Oculus Rift hingegen wurde immer nur exakt als das Produkt positioniert, das es nun auch geworden ist: Eine hochwertige Virtual-Reality-Brille für PC-Spieler, die sich für neue Spielkonzepte interessieren und Menschen, die einen Ausblick auf die mögliche Zukunft des Entertainment wagen wollen.

Aber kann das der ersehnte Massenmarkt sein?

Eine Leserumfrage der Zeitschrift PC Games 'Hardware' im Dezember 2015 zeigt: Nur acht Prozent der 2.000 befragten Spieler haben eine mögliche Kaufabsicht. Und die mündet bekanntlich lange nicht in einen Kauf.

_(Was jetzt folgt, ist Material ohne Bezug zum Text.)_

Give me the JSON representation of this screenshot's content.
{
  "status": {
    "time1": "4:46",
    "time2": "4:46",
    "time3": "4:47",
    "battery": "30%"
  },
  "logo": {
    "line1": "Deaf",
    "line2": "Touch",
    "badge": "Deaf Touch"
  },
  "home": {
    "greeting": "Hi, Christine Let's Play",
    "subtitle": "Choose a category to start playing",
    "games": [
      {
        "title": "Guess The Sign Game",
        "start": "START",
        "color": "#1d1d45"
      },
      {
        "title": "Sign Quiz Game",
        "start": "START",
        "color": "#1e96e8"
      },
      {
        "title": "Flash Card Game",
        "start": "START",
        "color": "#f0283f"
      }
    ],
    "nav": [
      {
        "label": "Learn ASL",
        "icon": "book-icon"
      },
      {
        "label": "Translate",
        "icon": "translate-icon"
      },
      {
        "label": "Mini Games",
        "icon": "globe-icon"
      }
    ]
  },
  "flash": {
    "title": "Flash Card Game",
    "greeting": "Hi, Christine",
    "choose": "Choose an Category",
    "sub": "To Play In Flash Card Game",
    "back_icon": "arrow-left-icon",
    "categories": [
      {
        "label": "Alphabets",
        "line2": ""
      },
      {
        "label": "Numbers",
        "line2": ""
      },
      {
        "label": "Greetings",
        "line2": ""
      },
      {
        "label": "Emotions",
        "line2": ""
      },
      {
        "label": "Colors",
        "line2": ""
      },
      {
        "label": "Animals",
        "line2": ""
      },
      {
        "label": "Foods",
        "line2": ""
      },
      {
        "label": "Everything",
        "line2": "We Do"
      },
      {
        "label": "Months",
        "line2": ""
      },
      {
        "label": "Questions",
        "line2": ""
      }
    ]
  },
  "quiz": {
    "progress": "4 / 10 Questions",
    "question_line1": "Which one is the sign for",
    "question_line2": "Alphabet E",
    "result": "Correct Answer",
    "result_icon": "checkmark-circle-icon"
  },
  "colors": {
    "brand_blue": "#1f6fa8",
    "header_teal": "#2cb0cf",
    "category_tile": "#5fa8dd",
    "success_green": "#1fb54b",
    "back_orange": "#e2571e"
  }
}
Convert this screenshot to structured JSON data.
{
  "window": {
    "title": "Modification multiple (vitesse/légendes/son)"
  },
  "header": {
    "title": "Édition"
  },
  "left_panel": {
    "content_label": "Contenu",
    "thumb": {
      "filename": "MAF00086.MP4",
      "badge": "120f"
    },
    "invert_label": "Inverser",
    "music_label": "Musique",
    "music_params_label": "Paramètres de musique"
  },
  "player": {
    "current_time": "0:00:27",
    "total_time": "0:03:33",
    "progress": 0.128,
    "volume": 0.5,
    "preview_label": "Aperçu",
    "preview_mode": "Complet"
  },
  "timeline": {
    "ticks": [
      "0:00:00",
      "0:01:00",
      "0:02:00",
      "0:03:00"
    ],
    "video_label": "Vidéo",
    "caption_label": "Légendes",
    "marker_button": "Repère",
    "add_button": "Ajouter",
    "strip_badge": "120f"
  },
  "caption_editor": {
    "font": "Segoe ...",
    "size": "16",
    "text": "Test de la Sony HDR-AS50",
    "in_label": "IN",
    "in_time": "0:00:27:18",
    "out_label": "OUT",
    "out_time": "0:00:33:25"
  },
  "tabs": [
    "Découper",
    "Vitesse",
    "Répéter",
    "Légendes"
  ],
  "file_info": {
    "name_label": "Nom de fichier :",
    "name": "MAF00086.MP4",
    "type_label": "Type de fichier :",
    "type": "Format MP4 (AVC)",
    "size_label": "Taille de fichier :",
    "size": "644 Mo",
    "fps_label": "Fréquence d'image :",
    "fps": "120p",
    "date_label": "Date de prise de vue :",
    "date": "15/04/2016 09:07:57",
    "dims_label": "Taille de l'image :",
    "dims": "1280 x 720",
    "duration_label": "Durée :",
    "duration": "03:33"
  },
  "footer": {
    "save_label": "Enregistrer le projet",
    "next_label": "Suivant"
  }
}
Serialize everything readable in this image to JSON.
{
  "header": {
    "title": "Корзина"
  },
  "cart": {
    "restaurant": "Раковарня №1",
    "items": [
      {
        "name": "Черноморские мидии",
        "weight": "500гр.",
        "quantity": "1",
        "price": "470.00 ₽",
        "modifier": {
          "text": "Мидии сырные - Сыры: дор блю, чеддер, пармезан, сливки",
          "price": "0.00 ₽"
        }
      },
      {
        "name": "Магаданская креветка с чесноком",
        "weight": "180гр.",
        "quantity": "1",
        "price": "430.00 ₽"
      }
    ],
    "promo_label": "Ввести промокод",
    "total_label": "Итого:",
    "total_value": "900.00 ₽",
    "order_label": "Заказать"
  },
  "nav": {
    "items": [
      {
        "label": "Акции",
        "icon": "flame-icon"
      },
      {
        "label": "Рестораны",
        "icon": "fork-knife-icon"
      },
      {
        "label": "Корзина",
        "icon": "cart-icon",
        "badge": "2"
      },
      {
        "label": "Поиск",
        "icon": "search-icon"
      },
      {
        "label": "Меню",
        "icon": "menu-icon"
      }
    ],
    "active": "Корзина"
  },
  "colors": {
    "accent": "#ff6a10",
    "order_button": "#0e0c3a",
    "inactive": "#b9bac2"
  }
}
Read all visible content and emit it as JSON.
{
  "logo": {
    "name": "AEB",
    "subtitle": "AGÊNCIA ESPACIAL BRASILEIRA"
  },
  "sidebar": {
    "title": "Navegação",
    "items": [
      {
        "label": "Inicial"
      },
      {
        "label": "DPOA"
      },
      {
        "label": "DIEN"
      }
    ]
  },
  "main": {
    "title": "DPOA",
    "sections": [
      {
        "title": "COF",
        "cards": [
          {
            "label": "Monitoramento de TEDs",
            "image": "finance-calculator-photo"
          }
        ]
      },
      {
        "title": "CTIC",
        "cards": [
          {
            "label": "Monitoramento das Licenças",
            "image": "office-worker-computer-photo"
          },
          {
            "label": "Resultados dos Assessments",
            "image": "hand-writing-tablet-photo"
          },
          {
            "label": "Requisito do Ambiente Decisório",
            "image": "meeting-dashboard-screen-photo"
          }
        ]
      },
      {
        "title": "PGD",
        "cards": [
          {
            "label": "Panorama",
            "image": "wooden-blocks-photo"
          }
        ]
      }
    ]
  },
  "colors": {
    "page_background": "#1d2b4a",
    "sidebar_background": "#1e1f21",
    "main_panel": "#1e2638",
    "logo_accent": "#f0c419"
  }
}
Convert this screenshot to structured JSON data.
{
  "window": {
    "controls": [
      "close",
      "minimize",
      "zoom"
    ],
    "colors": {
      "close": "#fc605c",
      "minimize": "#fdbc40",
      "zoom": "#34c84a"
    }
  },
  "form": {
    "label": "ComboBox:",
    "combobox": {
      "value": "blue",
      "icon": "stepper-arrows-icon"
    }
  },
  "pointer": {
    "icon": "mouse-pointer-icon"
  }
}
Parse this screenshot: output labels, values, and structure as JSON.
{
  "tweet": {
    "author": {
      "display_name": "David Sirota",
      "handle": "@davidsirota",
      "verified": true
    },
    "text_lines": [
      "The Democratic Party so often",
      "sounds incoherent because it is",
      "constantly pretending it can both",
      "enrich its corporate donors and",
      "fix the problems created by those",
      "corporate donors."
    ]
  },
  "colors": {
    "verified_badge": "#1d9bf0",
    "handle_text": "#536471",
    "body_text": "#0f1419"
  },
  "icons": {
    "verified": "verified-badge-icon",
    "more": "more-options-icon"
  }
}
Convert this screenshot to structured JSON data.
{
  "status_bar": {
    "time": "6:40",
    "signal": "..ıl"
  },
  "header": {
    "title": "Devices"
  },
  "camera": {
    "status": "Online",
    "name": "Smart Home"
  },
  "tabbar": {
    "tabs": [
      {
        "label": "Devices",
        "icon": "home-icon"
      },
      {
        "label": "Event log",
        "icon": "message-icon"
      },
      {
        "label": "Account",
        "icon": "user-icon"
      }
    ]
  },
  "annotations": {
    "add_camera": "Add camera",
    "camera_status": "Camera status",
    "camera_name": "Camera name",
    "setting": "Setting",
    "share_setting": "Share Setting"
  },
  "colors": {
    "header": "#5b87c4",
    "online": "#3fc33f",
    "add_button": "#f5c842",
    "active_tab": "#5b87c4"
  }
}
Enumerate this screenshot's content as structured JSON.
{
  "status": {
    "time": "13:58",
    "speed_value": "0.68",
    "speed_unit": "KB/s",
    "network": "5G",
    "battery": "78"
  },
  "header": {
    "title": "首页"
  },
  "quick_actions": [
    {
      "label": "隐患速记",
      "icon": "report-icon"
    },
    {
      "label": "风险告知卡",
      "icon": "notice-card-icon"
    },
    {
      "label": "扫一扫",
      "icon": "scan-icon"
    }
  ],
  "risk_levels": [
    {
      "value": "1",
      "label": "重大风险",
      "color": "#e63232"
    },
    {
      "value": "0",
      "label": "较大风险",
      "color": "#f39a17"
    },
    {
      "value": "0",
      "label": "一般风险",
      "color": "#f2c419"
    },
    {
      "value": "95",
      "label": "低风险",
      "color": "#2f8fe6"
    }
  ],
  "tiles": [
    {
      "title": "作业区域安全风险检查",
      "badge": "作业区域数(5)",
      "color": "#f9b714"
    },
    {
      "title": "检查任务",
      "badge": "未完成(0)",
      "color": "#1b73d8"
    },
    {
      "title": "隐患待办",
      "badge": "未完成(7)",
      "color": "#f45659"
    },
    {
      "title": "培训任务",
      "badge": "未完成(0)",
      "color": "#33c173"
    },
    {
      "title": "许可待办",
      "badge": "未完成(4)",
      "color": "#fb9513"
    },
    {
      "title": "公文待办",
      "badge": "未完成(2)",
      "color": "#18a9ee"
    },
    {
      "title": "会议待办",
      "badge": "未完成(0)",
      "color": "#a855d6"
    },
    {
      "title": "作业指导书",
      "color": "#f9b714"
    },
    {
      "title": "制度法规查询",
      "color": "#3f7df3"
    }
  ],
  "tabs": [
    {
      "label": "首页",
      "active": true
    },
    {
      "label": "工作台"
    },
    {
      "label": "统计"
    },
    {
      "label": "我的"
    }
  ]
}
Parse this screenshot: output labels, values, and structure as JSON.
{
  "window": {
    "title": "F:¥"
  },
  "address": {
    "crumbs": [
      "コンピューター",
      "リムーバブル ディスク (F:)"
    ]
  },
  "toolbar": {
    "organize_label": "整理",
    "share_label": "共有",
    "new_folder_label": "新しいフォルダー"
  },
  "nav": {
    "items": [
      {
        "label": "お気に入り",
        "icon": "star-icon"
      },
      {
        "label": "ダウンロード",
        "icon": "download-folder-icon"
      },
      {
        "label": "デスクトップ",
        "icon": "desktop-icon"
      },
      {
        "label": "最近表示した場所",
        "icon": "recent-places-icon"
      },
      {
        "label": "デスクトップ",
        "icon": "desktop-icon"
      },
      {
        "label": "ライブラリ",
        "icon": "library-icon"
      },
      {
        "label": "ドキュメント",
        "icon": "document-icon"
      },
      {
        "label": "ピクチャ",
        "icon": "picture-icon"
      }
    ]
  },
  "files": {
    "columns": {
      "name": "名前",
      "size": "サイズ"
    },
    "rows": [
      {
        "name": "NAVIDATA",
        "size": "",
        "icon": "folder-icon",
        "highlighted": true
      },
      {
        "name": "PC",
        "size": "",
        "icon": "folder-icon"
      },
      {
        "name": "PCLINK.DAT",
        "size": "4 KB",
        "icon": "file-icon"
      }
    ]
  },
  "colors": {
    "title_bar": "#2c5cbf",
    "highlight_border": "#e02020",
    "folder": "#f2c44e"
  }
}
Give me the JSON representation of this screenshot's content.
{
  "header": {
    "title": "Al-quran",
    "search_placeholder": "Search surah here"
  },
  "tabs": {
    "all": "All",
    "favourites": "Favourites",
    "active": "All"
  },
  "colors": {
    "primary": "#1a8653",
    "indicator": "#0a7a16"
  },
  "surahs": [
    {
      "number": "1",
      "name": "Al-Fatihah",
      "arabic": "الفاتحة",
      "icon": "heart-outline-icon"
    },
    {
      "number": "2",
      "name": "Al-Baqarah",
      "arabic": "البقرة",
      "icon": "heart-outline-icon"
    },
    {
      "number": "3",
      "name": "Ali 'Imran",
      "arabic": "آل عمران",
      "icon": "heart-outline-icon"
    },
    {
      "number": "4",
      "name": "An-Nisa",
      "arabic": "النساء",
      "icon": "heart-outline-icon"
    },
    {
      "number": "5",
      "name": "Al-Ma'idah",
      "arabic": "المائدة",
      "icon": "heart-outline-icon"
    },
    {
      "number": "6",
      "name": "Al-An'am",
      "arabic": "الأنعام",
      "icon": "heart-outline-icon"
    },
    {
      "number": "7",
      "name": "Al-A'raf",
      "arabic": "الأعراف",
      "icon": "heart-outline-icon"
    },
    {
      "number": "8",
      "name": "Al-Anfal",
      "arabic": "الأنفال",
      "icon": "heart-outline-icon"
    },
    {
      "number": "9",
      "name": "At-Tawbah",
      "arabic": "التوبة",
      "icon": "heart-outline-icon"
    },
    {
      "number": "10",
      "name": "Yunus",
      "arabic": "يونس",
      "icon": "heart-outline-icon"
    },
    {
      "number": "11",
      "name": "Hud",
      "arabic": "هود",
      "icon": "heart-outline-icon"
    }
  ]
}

Bei einer eigenen Mini-Untersuchung haben wir 400 Beiträge in einem großen US-Internetforum zum Thema Virtual Reality ausgewertet und die Reaktionen gezählt, die eindeutig kritisch oder eindeutig positiv waren. Das Ergebnis: Das Verhältnis zwischen Kritikern und Enthusiasten fällt 2:1 aus - gegen Virtual Reality. Nur ein kleiner Teil der Nutzer äußerte eine Kaufabsicht. Ein Großteil der Nutzer hatte überhaupt keine Meinung zum neuen Medium.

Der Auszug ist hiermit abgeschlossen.